MAHDIA (MAHDIYYA) MOVEMENT (Religious Movement)

Founder: Muhammad Ahmad (b. 1844; d. 1885)

Proclamations of the advent of the Mahdi (God-guided one) have been numerous in Islamic history and while some have met with little response others such as that made by the Sudanese Muhammad Ahmad, a shyakh of a sufi and/or or mystical brotherhood, on Aba Island on the White Nile in June 1881 had widespread social and political as well as religious repercussions not only in the Sudan but across the Muslim world.

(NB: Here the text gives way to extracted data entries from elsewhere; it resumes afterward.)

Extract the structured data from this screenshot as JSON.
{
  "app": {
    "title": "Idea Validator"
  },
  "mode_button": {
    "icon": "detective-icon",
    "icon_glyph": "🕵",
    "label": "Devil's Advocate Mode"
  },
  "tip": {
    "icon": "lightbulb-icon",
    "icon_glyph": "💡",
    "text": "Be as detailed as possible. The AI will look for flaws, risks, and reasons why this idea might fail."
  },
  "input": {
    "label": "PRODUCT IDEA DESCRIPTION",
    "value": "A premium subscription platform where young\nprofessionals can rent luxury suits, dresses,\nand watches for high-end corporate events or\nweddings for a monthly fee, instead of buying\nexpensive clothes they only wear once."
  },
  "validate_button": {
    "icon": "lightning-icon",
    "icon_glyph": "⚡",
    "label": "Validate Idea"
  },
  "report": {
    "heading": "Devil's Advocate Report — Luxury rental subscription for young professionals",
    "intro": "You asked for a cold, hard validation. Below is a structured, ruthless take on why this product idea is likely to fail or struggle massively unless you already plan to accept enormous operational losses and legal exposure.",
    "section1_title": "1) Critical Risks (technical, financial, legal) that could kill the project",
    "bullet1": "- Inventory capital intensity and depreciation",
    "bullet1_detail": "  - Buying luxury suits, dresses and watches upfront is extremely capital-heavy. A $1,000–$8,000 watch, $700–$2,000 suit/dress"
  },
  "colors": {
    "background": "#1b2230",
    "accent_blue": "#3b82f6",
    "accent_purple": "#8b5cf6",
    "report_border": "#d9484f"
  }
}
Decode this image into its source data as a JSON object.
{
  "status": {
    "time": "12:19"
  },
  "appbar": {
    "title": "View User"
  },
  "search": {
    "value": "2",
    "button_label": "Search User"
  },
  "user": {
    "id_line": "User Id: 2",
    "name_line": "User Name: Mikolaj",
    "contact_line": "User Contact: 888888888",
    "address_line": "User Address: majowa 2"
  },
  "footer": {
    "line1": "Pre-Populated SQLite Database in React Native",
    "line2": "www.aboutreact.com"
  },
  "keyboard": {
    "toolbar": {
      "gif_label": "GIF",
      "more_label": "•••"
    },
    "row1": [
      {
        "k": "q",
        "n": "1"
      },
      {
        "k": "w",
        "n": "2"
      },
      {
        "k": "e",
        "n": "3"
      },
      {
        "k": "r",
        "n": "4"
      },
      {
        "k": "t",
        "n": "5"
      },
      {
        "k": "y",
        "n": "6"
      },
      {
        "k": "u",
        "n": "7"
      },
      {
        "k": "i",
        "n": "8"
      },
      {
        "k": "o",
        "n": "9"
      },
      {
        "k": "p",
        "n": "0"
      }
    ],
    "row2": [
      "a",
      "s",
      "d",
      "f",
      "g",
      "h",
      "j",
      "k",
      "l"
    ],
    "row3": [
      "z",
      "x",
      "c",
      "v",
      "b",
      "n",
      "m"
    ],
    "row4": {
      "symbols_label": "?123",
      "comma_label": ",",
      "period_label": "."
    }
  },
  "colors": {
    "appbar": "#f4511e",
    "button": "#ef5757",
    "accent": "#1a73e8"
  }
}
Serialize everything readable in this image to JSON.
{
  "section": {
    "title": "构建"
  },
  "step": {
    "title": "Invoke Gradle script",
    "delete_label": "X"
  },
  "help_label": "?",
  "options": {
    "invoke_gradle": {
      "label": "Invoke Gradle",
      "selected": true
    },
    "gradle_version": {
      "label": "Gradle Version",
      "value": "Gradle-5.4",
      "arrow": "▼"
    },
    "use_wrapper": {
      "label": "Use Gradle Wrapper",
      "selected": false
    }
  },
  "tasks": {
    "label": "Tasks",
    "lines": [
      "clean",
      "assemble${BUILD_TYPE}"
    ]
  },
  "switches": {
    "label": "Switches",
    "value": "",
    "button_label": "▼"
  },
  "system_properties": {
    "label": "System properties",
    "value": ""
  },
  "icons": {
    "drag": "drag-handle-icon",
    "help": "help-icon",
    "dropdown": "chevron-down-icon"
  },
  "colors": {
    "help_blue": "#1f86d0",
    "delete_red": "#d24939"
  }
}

Although politics and religion are not easily separated from each other in the particular context of the rise of the Mahdia in the Sudan, as in others, the religious motives were more evident at the beginning of the Mahdi’s revolt than secular ones. The primary goal at the outset was, as in the case of so many other jihadi movements, the reform of Islam both in the Sudan and beyond. Closely linked to this objective was the ousting of the Turco-Egyptian regime, which at the time was administering the Sudan. The Mahdi finally accomplished this with the defeat in January 1885 of General Gordon at Khartoum, who having withdrawn from the Sudan in 1882, had returned to quell the Mahdist uprising.

With this victory Muhammad Ahmad and his followers believed they had put an end to the tyranny of Turco-Egyptian administration and military. Turco-Egyptian forces had conquered the Sudan in 1821 mainly for financial reasons and had divided it into two provinces administered and garrisoned by Turco-Egyptian officials and troops. The frequent imposition of heavy taxation and attempts to alter the character of Sudanese Islam which included attempts to replace the existing Maliki school of Islamic law with the Hanafite school led to frequent revolts which culminated in the Mahdi’s revolution.

Having overthrown Turco-Egyptian rule the Mahdi was persuaded that he was now in a position to spread his purified form of Islam to North Africa and beyond. But first his plans were to create a theocracy in the Sudan. This was to take the form of a state modeled on that of the Muslim community that had existed in the early days of Islam during the period of governance of the first four Caliphs and known as the Golden Age of Islam. As to his own position and claim to authority his letters stress that he believed himself to have been divinely chosen as Mahdi and successor of the Prophet Muhammad. He also believed that his chief followers were divinely chosen to be the successors of the Prophet’s companions (ansar).

The Mahdi established his headquarters at Omdurman just north of Khartoum which became a large, sprawling camp city and one that depended greatly for security on his revolutionary army which was largely tribal in origin and consisted of three divisions under three commanders. After his death in 1885 in Omdurman Abd Allahi, known as the khalifa al-Mahdi (successor of the Mahdi), prosecuted jihad or holy war along the Egyptian and Ethiopian frontiers and in Darfur to the West but with little lasting success. Though internal dissention and revolts weakened the Mahdist theocracy they were not sufficiently well supported to undermine it and it only finally collapsed when conquered by the British in 1898.

The response from African societies outside the Sudan varied. Hundreds of thousands of mainly peasant farmers from as far afield as northern Nigeria were to accept Muhammad Abmad as the Mahdi and laid down their tools to go East to live under the system of theocratic rule which he had established. Influential scholars (ulama) including those of Al-Azhar university in Egypt, denounced the revolt as ‘sectarian’. Innumerable treatises were composed by the learned to refute Muhammad Ahmad’s claims to be the Mahdi, treatises which he then rejected on the basis that the rational arguments which they contained were greatly inferior to the revelations he had received from Allah. As to the colonial authorities in the Sudan, East and West Africa, they were to remain in constant fear of Mahdist uprisings until well into the twentieth century and devoted considerable resources to the task of curtailing what they referred to as Mahdist propaganda.